Frontiers in Genetics ( IF 3.7 ) Pub Date : 2020-07-09 , DOI: 10.3389/fgene.2020.00828 Frances K Shepherd 1 , Cheryl M T Dvorak 1 , Michael P Murtaugh 1 , Douglas G Marthaler 2
Rotavirus A (RVA) remains one of the most widespread causes of diarrheal disease and mortality in piglets despite decades of research and efforts to boost lactogenic immunity for passive protection. Genetic changes at B cell epitopes (BCEs) may be driving failure of lactogenic immunity, which relies on production of IgA antibodies to passively neutralize RVA within the piglet gut, yet little research has mapped epitopes to swine-specific strains of RVA. Here we describe a bioinformatic approach to predict BCEs on the VP7 outer capsid protein using sequence data alone.

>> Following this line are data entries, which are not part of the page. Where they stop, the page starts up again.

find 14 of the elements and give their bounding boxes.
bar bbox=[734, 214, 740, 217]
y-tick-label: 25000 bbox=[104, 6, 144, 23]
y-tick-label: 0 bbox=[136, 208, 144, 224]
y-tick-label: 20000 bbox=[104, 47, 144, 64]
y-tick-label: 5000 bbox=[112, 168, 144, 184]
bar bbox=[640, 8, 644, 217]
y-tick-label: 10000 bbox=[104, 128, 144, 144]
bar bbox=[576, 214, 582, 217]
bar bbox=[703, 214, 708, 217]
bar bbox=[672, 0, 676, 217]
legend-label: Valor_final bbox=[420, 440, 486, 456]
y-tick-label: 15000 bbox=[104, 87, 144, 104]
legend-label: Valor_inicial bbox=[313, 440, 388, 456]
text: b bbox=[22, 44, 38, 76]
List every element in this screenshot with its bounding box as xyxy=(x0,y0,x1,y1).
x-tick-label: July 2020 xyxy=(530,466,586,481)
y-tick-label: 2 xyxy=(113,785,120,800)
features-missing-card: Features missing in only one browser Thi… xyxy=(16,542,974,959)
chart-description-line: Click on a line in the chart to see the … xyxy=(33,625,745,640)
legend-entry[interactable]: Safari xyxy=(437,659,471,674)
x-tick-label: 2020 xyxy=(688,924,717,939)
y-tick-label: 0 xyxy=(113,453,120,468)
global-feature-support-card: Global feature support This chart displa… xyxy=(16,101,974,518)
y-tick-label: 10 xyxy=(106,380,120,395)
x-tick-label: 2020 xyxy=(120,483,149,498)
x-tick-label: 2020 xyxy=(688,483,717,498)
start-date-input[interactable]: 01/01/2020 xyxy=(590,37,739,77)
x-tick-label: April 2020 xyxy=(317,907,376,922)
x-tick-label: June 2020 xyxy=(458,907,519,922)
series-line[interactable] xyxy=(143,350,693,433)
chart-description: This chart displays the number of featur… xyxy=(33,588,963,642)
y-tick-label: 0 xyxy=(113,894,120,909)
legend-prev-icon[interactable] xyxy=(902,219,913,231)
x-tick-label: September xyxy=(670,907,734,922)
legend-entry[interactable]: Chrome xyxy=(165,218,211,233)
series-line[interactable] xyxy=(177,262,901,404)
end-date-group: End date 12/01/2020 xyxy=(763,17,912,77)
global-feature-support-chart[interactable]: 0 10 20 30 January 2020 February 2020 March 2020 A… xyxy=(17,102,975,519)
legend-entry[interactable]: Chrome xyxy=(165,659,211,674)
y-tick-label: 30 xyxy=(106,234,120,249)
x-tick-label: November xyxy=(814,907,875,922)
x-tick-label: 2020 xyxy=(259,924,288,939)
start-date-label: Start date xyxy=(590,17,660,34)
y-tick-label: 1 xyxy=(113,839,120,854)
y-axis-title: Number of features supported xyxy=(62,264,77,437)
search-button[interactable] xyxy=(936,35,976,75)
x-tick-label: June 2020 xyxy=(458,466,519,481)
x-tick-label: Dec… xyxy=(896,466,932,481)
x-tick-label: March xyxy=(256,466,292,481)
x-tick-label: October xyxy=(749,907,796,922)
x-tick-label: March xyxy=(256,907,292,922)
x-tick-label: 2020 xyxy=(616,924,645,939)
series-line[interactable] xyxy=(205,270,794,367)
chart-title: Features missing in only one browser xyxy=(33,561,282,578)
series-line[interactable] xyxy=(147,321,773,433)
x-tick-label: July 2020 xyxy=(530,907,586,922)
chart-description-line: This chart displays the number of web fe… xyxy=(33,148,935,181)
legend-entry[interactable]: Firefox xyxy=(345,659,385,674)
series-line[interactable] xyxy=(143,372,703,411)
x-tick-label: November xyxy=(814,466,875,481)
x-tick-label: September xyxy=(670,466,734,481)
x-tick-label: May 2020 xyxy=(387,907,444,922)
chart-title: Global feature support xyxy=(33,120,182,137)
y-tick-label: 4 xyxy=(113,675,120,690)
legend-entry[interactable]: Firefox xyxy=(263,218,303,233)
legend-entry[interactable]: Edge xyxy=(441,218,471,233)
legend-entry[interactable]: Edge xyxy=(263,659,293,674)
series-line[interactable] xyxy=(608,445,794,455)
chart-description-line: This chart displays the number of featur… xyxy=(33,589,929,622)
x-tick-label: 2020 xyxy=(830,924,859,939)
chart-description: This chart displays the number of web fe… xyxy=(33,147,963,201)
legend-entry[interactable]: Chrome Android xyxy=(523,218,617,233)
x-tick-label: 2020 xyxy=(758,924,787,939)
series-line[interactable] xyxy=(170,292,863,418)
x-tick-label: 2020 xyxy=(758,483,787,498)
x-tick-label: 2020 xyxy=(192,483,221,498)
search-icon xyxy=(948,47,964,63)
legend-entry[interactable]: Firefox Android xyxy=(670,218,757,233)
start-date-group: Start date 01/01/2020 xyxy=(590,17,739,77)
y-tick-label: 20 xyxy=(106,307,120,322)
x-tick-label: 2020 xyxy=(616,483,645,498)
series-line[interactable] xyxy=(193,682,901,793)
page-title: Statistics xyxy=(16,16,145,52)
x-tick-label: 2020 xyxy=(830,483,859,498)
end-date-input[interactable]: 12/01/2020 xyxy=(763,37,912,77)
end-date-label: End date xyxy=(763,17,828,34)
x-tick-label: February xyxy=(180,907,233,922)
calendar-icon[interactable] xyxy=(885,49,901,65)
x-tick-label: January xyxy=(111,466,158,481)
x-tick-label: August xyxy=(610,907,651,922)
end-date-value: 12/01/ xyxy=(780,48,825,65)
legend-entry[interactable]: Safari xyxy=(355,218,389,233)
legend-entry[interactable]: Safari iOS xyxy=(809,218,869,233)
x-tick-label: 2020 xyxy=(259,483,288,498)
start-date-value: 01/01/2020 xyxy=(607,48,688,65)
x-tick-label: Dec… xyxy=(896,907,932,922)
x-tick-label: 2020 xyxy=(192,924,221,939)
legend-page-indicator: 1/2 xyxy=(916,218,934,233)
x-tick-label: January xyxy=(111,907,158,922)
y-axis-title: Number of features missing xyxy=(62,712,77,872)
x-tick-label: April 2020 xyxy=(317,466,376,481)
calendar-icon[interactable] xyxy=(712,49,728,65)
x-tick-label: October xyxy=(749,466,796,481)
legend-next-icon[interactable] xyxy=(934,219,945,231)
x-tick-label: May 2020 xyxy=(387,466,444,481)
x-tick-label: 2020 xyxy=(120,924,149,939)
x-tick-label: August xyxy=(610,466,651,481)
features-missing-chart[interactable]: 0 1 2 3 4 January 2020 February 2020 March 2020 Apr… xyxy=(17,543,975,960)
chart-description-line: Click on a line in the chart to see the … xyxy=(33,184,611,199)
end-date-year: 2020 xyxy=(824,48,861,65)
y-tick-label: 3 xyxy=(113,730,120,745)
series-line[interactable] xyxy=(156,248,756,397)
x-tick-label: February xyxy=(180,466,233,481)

We first validated the approach using a previously published dataset of VP7-specific cross-neutralization titers, and found that amino acid changes at predicted BCEs on the VP7 protein allowed for accurate recapitulation of antigenic relationships among the strains. Applying the approach to a dataset of swine RVA sequences identified 9 of the 11 known BCEs previously mapped to swine strains, indicating that epitope prediction can identify sites that are known to drive neutralization escape
中文翻译:
利用验证的计算机方法阐明基因型特异性VP7表位和猪轮状病毒A的抗原关系。
轮状病毒A(RVA)仍然是仔猪腹泻病和死亡率最广泛的原因之一,尽管数十年来进行了研究并努力提高用于被动保护的乳原性免疫力。B细胞表位(BCEs)的遗传变化可能是促乳汁免疫力失败的动力,这依赖于IgA抗体的产生来被动中和仔猪肠道内的RVA,但很少有研究将表位定位于猪特异性RVA株。在这里,我们描述了一种仅使用序列数据即可预测VP7外衣壳蛋白上BCE的生物信息学方法。我们首先使用以前发布的VP7特异性交叉中和效价数据集验证了该方法,并发现VP7蛋白上预测的BCE处的氨基酸变化允许准确重现菌株之间的抗原关系。